On Tuesday, a federal Appeals Court in the 6th U.S. Circuit ruled that the government must obtain a search warrant based on probable cause before it can seize and search emails stored by internet service providers (ISPs). The Court held that email users have a Fourth Amendment reasonable expectation of privacy in the contents of their email accounts.
The Court stated:
Given the fundamental similarities between email and traditional forms of communication [like postal mail and telephone calls], it would defy common sense to afford emails lesser Fourth Amendment protection…. It follows that email requires strong protection under the Fourth Amendment; otherwise the Fourth Amendment would prove an ineffective guardian of private communication, an essential purpose it has long been recognized to serve…. [T]he police may not storm the post office and intercept a letter, and they are likewise forbidden from using the phone system to make a clandestine recording of a telephone call–unless they get a warrant, that is. It only stands to reason that, if government agents compel an ISP to surrender the contents of a subscriber’s emails, those agents have thereby conducted a Fourth Amendment search, which necessitates compliance with the warrant requirement….

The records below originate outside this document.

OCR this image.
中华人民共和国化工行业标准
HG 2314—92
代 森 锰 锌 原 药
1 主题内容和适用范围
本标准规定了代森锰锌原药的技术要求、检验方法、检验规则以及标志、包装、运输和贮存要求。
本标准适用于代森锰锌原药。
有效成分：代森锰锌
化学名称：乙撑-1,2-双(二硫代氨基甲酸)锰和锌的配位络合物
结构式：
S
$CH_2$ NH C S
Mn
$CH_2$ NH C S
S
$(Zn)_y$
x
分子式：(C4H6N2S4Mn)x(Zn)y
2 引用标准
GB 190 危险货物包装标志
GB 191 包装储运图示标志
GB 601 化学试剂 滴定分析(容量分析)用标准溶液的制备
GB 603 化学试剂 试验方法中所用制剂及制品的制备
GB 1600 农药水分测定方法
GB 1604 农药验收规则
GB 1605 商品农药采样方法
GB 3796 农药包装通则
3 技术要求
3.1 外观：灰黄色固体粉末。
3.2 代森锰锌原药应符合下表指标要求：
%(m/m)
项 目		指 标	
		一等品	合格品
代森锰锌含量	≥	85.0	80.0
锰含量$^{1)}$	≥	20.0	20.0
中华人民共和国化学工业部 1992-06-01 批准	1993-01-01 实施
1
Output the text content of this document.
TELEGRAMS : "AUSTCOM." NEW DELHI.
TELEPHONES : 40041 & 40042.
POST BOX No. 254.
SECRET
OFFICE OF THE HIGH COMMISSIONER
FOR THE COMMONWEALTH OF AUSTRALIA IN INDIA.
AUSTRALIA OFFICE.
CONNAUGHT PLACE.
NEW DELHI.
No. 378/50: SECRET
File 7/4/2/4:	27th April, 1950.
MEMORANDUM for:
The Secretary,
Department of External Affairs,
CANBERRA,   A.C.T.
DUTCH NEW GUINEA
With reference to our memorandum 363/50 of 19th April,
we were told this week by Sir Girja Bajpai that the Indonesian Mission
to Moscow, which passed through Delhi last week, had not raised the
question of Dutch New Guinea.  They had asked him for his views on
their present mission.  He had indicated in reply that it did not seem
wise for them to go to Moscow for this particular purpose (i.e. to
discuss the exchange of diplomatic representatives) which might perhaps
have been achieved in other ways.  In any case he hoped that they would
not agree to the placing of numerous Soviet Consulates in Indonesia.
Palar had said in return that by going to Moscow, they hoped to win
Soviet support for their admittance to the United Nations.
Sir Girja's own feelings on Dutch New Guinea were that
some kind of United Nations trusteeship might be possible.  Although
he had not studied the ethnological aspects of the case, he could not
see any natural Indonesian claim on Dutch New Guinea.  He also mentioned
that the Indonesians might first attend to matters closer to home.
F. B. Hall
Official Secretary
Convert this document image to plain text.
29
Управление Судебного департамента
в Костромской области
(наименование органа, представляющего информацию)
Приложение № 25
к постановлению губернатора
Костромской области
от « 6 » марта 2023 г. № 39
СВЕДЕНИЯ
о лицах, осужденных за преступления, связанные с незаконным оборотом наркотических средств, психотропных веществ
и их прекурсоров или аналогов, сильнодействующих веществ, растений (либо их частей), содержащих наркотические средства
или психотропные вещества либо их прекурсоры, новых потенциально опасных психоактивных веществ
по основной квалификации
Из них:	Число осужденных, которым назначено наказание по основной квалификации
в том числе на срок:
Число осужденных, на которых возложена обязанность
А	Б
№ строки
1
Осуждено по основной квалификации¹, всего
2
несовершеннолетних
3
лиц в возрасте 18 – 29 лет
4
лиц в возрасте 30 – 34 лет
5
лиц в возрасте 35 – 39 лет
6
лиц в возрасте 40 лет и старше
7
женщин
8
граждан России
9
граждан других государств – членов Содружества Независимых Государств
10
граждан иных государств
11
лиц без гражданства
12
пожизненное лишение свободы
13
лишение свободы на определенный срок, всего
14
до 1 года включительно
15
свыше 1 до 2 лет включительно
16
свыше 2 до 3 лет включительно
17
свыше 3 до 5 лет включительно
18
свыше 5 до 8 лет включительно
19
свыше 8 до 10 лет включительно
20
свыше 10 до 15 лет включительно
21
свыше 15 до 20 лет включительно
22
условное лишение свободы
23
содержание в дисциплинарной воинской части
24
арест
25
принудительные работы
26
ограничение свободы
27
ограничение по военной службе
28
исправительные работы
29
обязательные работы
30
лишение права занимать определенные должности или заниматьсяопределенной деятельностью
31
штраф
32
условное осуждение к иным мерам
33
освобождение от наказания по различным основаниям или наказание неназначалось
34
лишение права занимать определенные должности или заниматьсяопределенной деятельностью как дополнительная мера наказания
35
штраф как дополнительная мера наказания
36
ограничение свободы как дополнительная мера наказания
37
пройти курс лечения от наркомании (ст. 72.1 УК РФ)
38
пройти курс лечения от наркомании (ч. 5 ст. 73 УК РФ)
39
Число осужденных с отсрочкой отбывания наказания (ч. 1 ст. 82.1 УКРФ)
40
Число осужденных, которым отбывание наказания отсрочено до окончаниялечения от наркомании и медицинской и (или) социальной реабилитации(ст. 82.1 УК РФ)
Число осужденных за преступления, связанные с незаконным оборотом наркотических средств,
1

Also noteworthy was the Court’s statement “(t)he Fourth Amendment must keep pace with the inexorable march of technological progress, or its guarantees will wither and perish.”
Specifically at issue in this case was The Stored Communications Act, 18 U.S.C. § 2701, a 1986 law that allowed the government to obtain a suspect’s e-mail from an ISP without a probable cause warrant if the email was stored on an ISP for more than 180 days. In its December 14th ruling, the Appeals Court found this section of the Act to be unconstitutional.